Counting Words Smarter: TF, Length Normalization, and IDF

When word-overlap actually wins

Counting how many words a query and a document share looks naïve, but it has one regime where it is genuinely the right tool: rare, specific tokens that have one meaning. Product SKUs, error codes (ECONNREFUSED), function names, library names, course codes, people’s names. When the user types one of these, they almost certainly want the document containing that exact string. Meaning-based search (“embeddings”) can fumble these — it might helpfully return documents about similar-sounding error codes — while exact match nails them.

This is why production retrieval systems do not choose between word-overlap and embeddings. The two methods fail in opposite directions: exact match misses paraphrases, embeddings miss rare tokens. Running both and combining the scores is what “hybrid retrieval” means.

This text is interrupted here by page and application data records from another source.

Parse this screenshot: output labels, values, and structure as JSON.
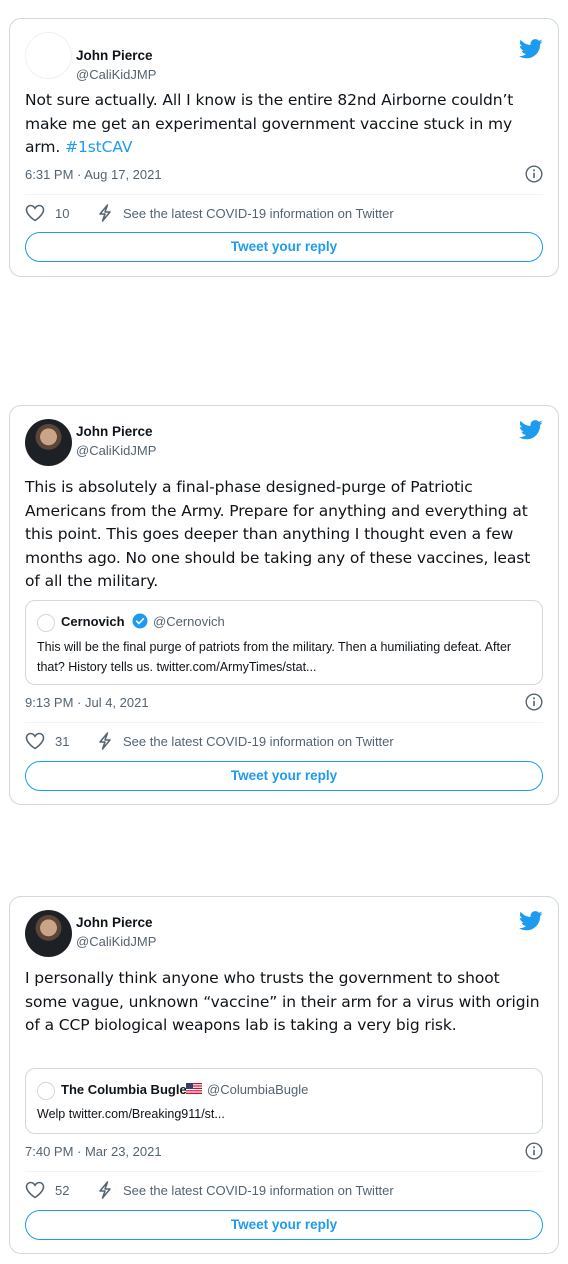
{
  "tweets": [
    {
      "display_name": "John Pierce",
      "handle": "@CaliKidJMP",
      "text_before": "Not sure actually. All I know is the entire 82nd Airborne couldn’t make me get an experimental government vaccine stuck in my arm. ",
      "hashtag": "#1stCAV",
      "timestamp": "6:31 PM · Aug 17, 2021",
      "likes": "10",
      "covid_info": "See the latest COVID-19 information on Twitter",
      "reply_label": "Tweet your reply"
    },
    {
      "display_name": "John Pierce",
      "handle": "@CaliKidJMP",
      "text": "This is absolutely a final-phase designed-purge of Patriotic Americans from the Army. Prepare for anything and everything at this point. This goes deeper than anything I thought even a few months ago. No one should be taking any of these vaccines, least of all the military.",
      "quote": {
        "name": "Cernovich",
        "handle": "@Cernovich",
        "verified": true,
        "text": "This will be the final purge of patriots from the military. Then a humiliating defeat. After that? History tells us. twitter.com/ArmyTimes/stat..."
      },
      "timestamp": "9:13 PM · Jul 4, 2021",
      "likes": "31",
      "covid_info": "See the latest COVID-19 information on Twitter",
      "reply_label": "Tweet your reply"
    },
    {
      "display_name": "John Pierce",
      "handle": "@CaliKidJMP",
      "text": "I personally think anyone who trusts the government to shoot some vague, unknown “vaccine” in their arm for a virus with origin of a CCP biological weapons lab is taking a very big risk.",
      "quote": {
        "name": "The Columbia Bugle",
        "flag": "us-flag-icon",
        "handle": "@ColumbiaBugle",
        "text": "Welp twitter.com/Breaking911/st..."
      },
      "timestamp": "7:40 PM · Mar 23, 2021",
      "likes": "52",
      "covid_info": "See the latest COVID-19 information on Twitter",
      "reply_label": "Tweet your reply"
    }
  ],
  "colors": {
    "accent": "#1d9bf0",
    "secondary_text": "#536471",
    "border": "#cfd9de"
  }
}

Wrinkle 1: term frequency is not enough

Naïve word-overlap counts how many times a query term appears in a document. A document that mentions “refund” twice scores the same as another document that mentions it twice — regardless of how long the documents are. But two mentions in a 50-word document is dense (the document is probably about refunds); two mentions in a 5,000-word document is incidental.

The fix is length normalization: divide the term count by something related to document length, so long documents don’t win automatically just because they contain more of every word. The exact shape of that normalization is one of the things BM25 tunes carefully — for now, the principle is count matters, but discount long documents.

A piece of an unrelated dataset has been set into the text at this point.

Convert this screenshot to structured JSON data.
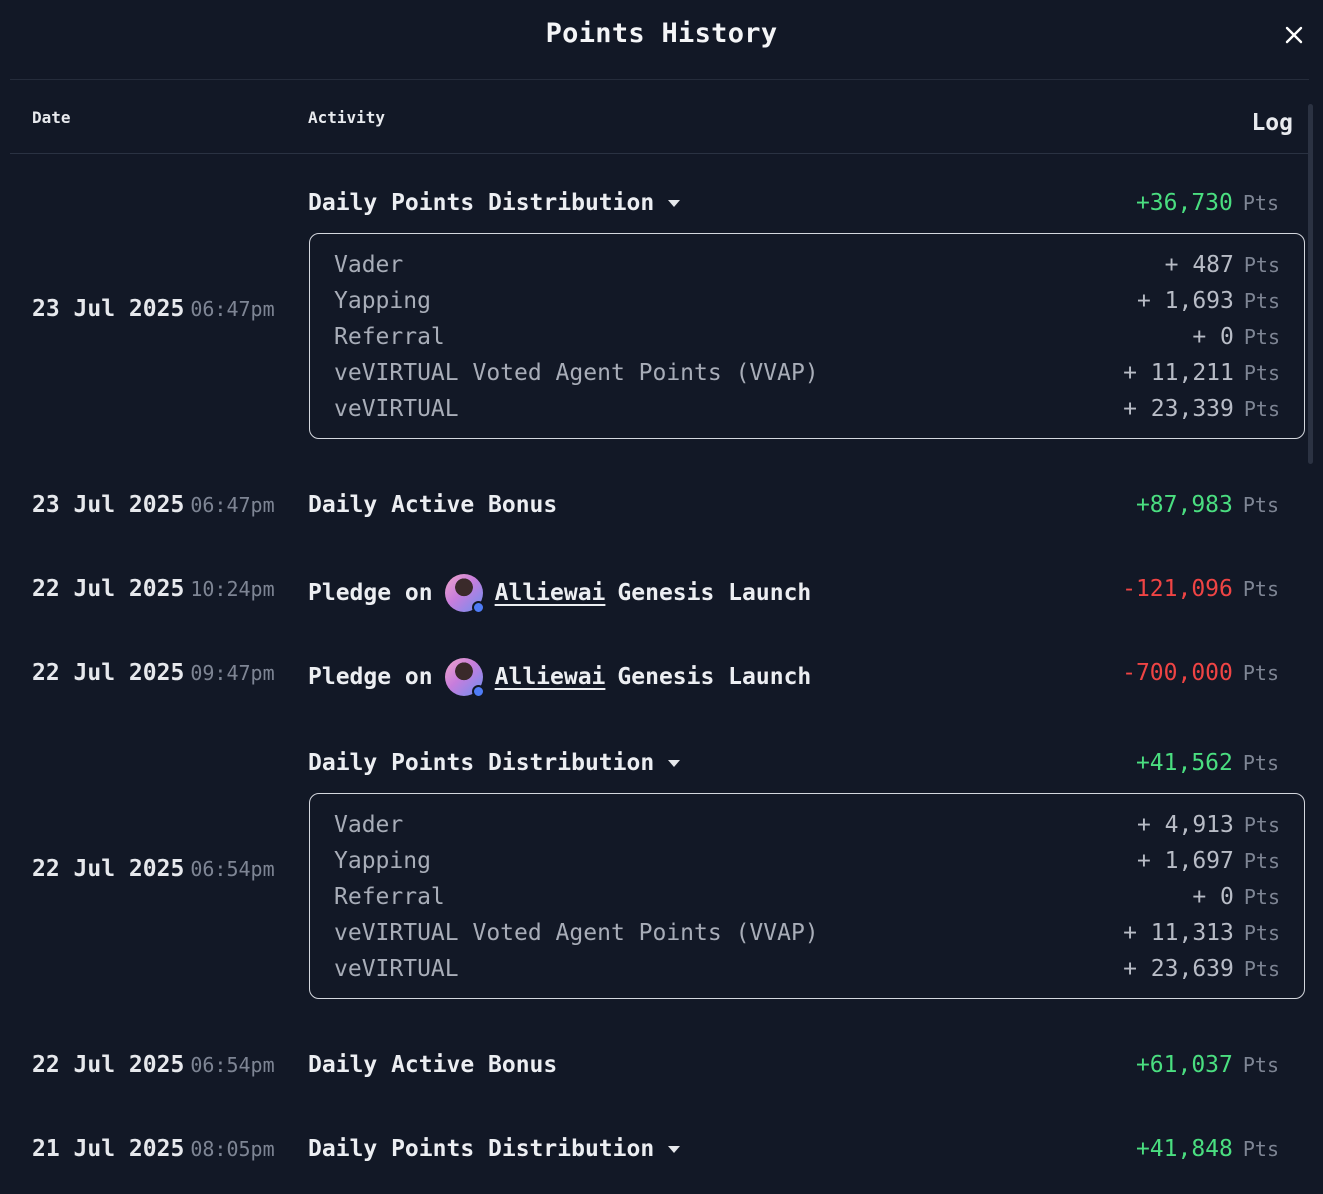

Wrinkle 2: not all words are equal

Even with length normalization, a second bug remains. Suppose the query is "the refund policy". One document contains “refund” once and “the” 47 times; another contains “refund” three times and “the” twelve times. If we just sum up term counts, the first document wins on raw volume — but it’s clearly the wrong answer. “The” appears in every document in the English language. Knowing a document contains “the” tells you nothing. Knowing a document contains “refund” is enormously informative, because “refund” only appears in a small slice of the corpus.

So each word needs a per-word weight: words that appear in almost every document are nearly worthless, words that appear in only a few documents are highly valuable.

That weight is called inverse document frequency (IDF), and computing it for every term in a corpus is the second of three ingredients in BM25.